The decisive moment came in May 2026. The Supreme Court dismissed appeals by Green Tree, TRGI and TRG Pakistan against the Sindh High Court’s order cancelling Green Tree’s 30% stake. In doing so, it effectively endorsed the core findings of the lower court: that the Green Tree purchases were unlawful and that the method used was unfair to minority shareholders. The Court went a step further by ordering that Zia Chishti’s legal costs be paid, a symbolic but important nod to the fact that, at least in this chapter of the story, his camp had been vindicated. Commentators rightly described it as a landmark ruling, one that cleared the way for Chishti to again seek influence over TRG Pakistan through proper corporate channels.

The practical consequences of this decision are significant. First, nearly 30% of TRG Pakistan’s shares, previously in Green Tree’s hands, are effectively wiped off as a valid block of influence. That alone reshapes the balance of power at shareholder meetings and on the board. Second, Chishti and investors aligned with him now have a clearer path to reassert themselves, subject to shareholder voting and regulatory oversight. He has already signalled a desire to play a more active role, presenting himself as a defender of shareholder value and better governance. Third, and perhaps most importantly for the wider market, the case places corporate governance and minority rights squarely at the centre of Pakistan’s business conversation. The idea that a company’s own funds could be cycled through offshore vehicles to accumulate its shares is no longer just a clever structuring trick; it is a red flag.
Yet the picture is not one‑sided. While Chishti enjoys a major legal victory in Pakistan, the enforcement actions abroad remain a heavy shadow. The Bermuda order to transfer and sell his TRGI shares means that, even as he regains influence at the Pakistan‑listed company, his economic stake in the offshore parent may be weakened or diluted. The US tax and legal issues, along with the legacy of misconduct findings and loan disputes, make him a controversial figure. For a listed company that already carries complexity and opacity, this founder risk is not a trivial concern.

What does all of this mean for Pakistan’s business community and, in particular, for investors on the PSX? At one level, the courts have provided a measure of comfort: sophisticated offshore setups will not automatically shield corporate manoeuvres from scrutiny, and minority shareholders can, in some cases, find protection when they challenge powerful insiders. At another level, the drawn‑out TRG saga is a warning. It shows how fragile market confidence can be when ownership is scattered across jurisdictions, when related‑party dealings are not transparent, and when personal reputations of key sponsors collide with corporate interests.

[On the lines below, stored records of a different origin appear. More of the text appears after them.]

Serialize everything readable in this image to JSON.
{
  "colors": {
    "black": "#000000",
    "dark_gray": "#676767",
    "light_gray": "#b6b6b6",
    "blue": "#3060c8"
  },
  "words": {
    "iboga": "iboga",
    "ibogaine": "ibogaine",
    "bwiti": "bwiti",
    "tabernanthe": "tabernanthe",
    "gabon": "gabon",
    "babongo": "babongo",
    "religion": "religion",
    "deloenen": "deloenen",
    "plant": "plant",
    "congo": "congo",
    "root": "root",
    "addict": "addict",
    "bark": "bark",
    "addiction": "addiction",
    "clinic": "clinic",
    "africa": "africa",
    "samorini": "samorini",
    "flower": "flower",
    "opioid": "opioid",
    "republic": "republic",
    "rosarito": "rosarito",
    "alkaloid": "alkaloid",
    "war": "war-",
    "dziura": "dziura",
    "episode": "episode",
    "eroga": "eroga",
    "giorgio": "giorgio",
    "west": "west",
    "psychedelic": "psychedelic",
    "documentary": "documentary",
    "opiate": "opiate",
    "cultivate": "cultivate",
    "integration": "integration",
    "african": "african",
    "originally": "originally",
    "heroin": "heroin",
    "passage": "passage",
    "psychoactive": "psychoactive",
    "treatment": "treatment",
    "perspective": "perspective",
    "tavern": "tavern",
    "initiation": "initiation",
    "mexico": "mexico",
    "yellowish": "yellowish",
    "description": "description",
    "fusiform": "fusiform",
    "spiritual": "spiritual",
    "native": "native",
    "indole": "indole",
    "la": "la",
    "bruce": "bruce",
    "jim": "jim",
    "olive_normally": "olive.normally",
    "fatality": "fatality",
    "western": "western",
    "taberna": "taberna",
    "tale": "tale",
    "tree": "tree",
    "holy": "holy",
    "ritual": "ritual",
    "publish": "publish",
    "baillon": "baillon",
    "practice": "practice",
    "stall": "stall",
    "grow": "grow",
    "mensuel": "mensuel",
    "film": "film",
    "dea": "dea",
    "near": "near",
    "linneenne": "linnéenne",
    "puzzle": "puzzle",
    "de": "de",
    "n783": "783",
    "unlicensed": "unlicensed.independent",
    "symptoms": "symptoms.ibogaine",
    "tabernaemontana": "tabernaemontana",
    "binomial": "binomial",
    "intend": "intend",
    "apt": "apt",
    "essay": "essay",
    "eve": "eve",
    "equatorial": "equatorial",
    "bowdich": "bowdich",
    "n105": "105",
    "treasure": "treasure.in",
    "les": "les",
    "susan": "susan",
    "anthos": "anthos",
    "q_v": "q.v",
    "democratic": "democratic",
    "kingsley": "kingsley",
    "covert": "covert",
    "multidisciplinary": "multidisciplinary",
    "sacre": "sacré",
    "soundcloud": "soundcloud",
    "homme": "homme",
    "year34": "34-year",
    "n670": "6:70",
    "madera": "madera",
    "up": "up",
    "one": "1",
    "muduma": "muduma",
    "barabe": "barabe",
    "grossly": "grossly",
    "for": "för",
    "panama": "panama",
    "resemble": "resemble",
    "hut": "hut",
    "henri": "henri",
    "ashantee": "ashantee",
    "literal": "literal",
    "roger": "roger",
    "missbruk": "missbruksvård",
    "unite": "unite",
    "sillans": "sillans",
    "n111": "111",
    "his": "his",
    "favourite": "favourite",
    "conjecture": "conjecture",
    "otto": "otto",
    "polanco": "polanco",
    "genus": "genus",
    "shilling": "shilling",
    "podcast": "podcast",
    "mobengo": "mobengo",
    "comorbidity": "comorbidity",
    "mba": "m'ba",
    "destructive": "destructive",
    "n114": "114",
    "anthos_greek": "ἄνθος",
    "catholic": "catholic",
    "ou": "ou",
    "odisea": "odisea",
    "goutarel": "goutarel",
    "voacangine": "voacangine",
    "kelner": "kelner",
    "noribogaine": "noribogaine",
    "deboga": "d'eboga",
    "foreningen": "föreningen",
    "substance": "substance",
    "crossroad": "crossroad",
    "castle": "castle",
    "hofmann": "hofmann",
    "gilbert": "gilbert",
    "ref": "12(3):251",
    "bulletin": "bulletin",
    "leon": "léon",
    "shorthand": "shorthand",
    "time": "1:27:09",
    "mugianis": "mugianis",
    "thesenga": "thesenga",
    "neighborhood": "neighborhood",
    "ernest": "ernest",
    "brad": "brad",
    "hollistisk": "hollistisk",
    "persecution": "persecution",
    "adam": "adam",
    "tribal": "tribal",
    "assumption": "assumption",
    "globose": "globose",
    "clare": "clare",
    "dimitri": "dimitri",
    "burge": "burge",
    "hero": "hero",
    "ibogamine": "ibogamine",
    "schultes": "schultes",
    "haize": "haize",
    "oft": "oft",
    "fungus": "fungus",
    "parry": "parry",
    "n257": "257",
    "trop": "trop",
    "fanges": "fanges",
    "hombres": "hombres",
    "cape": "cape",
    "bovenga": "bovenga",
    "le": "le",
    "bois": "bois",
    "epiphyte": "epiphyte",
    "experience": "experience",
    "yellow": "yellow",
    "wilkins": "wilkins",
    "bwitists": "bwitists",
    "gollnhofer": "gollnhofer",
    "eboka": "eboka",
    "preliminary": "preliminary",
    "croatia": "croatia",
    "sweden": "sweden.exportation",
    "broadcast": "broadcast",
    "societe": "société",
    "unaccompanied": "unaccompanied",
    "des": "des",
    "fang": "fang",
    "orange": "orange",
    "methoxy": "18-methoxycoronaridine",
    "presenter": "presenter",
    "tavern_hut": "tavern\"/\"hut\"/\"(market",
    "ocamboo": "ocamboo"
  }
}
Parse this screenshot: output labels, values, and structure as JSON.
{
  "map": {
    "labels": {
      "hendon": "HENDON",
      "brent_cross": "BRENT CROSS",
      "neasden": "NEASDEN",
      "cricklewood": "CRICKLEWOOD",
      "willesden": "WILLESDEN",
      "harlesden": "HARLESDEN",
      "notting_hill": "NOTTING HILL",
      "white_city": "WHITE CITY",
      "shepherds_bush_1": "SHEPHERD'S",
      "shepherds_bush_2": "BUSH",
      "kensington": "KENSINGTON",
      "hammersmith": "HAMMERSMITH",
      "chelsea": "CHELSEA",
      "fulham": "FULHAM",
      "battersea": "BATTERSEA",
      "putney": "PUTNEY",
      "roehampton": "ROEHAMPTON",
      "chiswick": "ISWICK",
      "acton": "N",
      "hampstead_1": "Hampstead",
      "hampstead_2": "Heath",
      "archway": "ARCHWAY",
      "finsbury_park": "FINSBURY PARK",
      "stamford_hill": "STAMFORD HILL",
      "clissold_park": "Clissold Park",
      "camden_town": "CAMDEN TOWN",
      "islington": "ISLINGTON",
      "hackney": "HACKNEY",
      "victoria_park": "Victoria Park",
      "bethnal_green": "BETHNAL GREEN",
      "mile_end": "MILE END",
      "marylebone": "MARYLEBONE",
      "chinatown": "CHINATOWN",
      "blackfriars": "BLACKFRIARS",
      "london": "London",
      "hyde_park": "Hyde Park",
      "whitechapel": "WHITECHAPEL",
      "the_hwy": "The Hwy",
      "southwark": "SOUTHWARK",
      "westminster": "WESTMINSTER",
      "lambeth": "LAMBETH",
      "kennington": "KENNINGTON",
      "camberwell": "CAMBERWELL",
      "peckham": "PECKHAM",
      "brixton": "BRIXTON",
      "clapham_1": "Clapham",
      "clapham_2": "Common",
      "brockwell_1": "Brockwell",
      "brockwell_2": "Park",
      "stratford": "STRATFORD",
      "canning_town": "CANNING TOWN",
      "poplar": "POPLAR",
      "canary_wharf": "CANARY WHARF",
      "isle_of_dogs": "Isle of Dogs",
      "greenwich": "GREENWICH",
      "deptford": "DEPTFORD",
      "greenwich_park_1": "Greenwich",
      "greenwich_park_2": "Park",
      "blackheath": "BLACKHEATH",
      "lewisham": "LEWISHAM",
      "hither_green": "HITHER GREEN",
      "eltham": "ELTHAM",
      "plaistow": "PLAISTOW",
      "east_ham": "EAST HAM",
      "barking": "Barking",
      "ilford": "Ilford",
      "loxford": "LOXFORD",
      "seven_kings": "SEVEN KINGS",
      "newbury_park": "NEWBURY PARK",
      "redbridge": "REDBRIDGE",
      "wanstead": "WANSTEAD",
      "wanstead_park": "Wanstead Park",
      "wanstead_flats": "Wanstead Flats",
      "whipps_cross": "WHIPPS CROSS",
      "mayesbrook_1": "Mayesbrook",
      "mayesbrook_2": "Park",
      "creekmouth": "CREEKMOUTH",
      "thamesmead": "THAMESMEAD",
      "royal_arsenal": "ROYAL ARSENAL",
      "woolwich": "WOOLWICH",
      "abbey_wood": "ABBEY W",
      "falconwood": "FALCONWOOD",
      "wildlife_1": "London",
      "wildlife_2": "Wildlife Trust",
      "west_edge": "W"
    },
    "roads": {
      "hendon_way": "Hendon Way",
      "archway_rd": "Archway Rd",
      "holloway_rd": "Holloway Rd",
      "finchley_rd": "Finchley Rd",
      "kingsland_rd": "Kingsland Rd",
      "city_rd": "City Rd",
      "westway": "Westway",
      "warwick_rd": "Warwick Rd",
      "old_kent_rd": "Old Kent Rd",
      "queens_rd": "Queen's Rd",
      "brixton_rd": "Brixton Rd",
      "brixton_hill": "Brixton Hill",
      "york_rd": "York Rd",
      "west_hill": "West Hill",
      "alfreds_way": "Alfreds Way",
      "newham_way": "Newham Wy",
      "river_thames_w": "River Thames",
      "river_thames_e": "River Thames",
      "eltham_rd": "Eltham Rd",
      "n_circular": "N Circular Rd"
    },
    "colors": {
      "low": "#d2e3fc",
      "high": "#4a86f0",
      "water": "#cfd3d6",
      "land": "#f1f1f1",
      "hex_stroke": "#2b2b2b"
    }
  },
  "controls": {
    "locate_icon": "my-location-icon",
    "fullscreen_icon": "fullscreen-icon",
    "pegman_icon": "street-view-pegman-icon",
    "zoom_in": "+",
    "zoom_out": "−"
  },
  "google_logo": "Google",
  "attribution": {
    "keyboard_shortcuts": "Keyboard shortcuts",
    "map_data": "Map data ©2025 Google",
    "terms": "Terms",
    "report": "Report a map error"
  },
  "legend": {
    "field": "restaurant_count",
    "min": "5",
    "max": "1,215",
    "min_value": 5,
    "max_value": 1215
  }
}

TRG Pakistan now stands as both a business and a governance story. Its boardroom battles, upcoming shareholder meetings, disclosures to the market and interactions with regulators such as the SECP and PSX will be watched closely. Investors will be looking not just at earnings or asset valuations in IBEX and Afiniti, but at who truly controls the company and on whose behalf decisions are made. For Pakistan’s capital markets, the real question is whether the lessons from this case are internalised – by sponsors, by boards and by regulators – or whether TRG becomes just another cautionary tale that everyone reads, nods at, and then quietly forgets.